I thought it was a fascinating talk. Progressive thinkers across the spectrum of religion are becoming more and more aware that if their traditions do not update themselves and become strong advocates for value-centric thinking in sustainability, that they face their own irrelevance and obsolescence.
Those who are interested in this angle might want to check out this essay: Daring to Dream: Religion and the Future of Earth by Mary Evelyn Tucker and John Grim.
False dichotomy.
The flood of immigrants into the USA is a threat to the standard of living of most of the population, and has cost not a few lives. This is the sort of threat which, combined with the demonization of those who dare to voice their concerns, drives people to extremism. If you want to eviscerate the threat of fascism, seal the border and send all the illegals back home. The collective sigh of relief will deflate the extremists overnight, and the demand for workers will eliminate the idle hands who become brownshirts.

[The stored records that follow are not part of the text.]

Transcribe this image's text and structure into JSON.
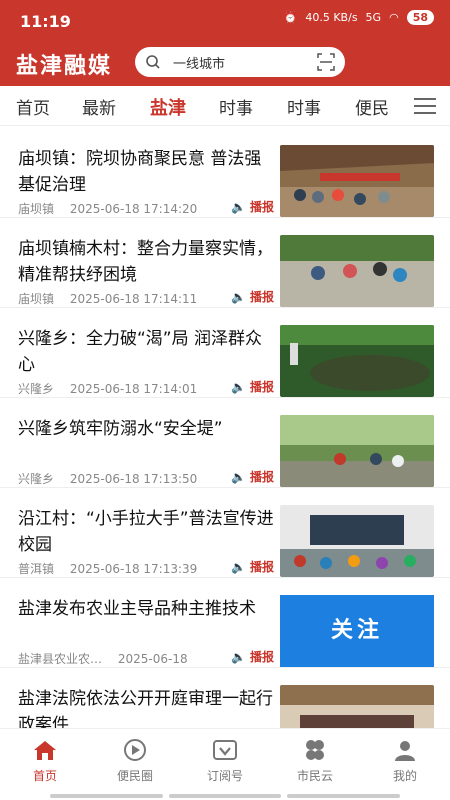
{
  "status": {
    "time": "11:19",
    "net": "40.5 KB/s",
    "signal": "5G",
    "battery": "58"
  },
  "header": {
    "brand": "盐津融媒",
    "search_placeholder": "一线城市"
  },
  "tabs": [
    "首页",
    "最新",
    "盐津",
    "时事",
    "时事",
    "便民"
  ],
  "active_tab": "盐津",
  "news": [
    {
      "title": "庙坝镇：院坝协商聚民意 普法强基促治理",
      "source": "庙坝镇",
      "time": "2025-06-18 17:14:20",
      "action": "播报"
    },
    {
      "title": "庙坝镇楠木村：整合力量察实情，精准帮扶纾困境",
      "source": "庙坝镇",
      "time": "2025-06-18 17:14:11",
      "action": "播报"
    },
    {
      "title": "兴隆乡：全力破“渴”局 润泽群众心",
      "source": "兴隆乡",
      "time": "2025-06-18 17:14:01",
      "action": "播报"
    },
    {
      "title": "兴隆乡筑牢防溺水“安全堤”",
      "source": "兴隆乡",
      "time": "2025-06-18 17:13:50",
      "action": "播报"
    },
    {
      "title": "沿江村：“小手拉大手”普法宣传进校园",
      "source": "普洱镇",
      "time": "2025-06-18 17:13:39",
      "action": "播报"
    },
    {
      "title": "盐津发布农业主导品种主推技术",
      "source": "盐津县农业农…",
      "time": "2025-06-18",
      "action": "播报",
      "thumb_label": "关注"
    },
    {
      "title": "盐津法院依法公开开庭审理一起行政案件",
      "source": "",
      "time": "",
      "action": ""
    }
  ],
  "bottom_nav": [
    {
      "label": "首页",
      "icon": "home-icon",
      "active": true
    },
    {
      "label": "便民圈",
      "icon": "play-circle-icon",
      "active": false
    },
    {
      "label": "订阅号",
      "icon": "heart-badge-icon",
      "active": false
    },
    {
      "label": "市民云",
      "icon": "clover-icon",
      "active": false
    },
    {
      "label": "我的",
      "icon": "person-icon",
      "active": false
    }
  ],
  "colors": {
    "brand": "#c9362c",
    "follow": "#1d7fe0"
  }
}
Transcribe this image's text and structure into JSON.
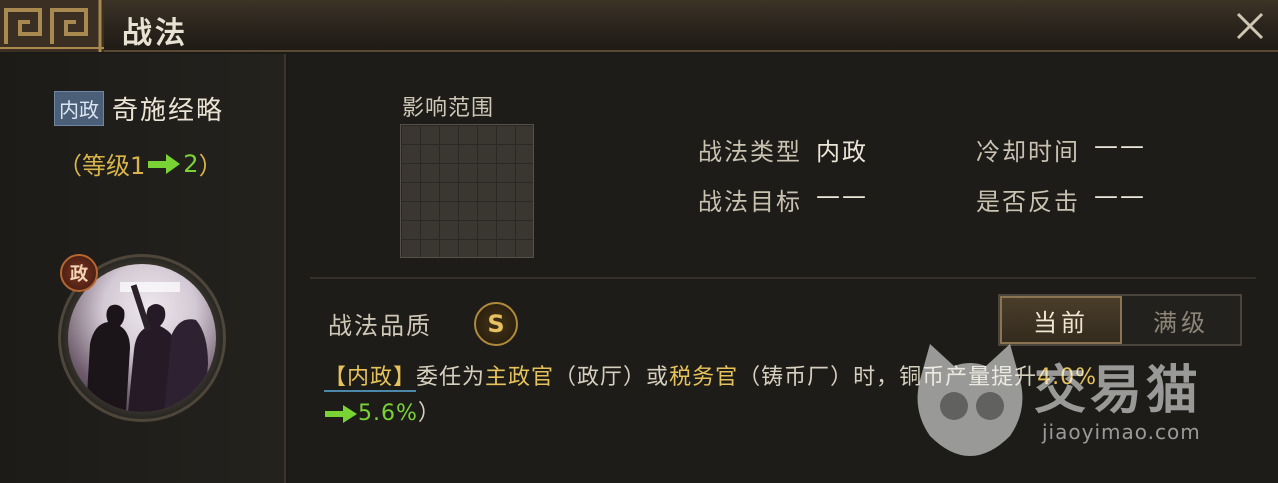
{
  "window": {
    "title": "战法"
  },
  "skill": {
    "type_tag": "内政",
    "name": "奇施经略",
    "level_open": "（等级1",
    "level_to": "2",
    "level_close": "）",
    "portrait_badge": "政"
  },
  "range": {
    "label": "影响范围"
  },
  "attributes": {
    "type_label": "战法类型",
    "type_value": "内政",
    "cooldown_label": "冷却时间",
    "cooldown_value": "——",
    "target_label": "战法目标",
    "target_value": "——",
    "counter_label": "是否反击",
    "counter_value": "——"
  },
  "quality": {
    "label": "战法品质",
    "grade": "S"
  },
  "toggle": {
    "current": "当前",
    "max": "满级",
    "selected": "current"
  },
  "description": {
    "tag": "【内政】",
    "t1": "委任为",
    "h1": "主政官",
    "t2": "（政厅）或",
    "h2": "税务官",
    "t3": "（铸币厂）时，铜币产量提升",
    "from": "4.0%",
    "to": "5.6%",
    "close": "）"
  },
  "watermark": {
    "brand": "交易猫",
    "url": "jiaoyimao.com"
  },
  "colors": {
    "accent_gold": "#e6c25a",
    "accent_green": "#7ad334",
    "tag_blue": "#4b5f78"
  }
}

For a sobering view of what will happen if we fail to reverse the ill-advised 1965 changes, see Immigration By The Numbers.
I was gonna say "great presentation" until it occurred to me that he was still advocating immigration. Around 175,000 I believe it was. So if California builds 1 school a day to adapt to the current immigration, it will be OK to build 1 every 5, 6 or 7 days? Why any immigration at all. His own chart showed that even with no immigration after 1965 the US population would still be peaking in 2030. He seemed to put a good connection between wages and smaller immigration. Imagine how good wages and working conditions would be with no immigration. I agree with him immigration must go down, I disagree on how low it should go. For some reason he also did not mention or include in his numbers, illegal immigration which is at a bare minimum, 300,000 a year.
The US has roughly that amount of emigration, so the level proposed would net out at approximately zero.
A near-cessation of illegal immigration is implicit.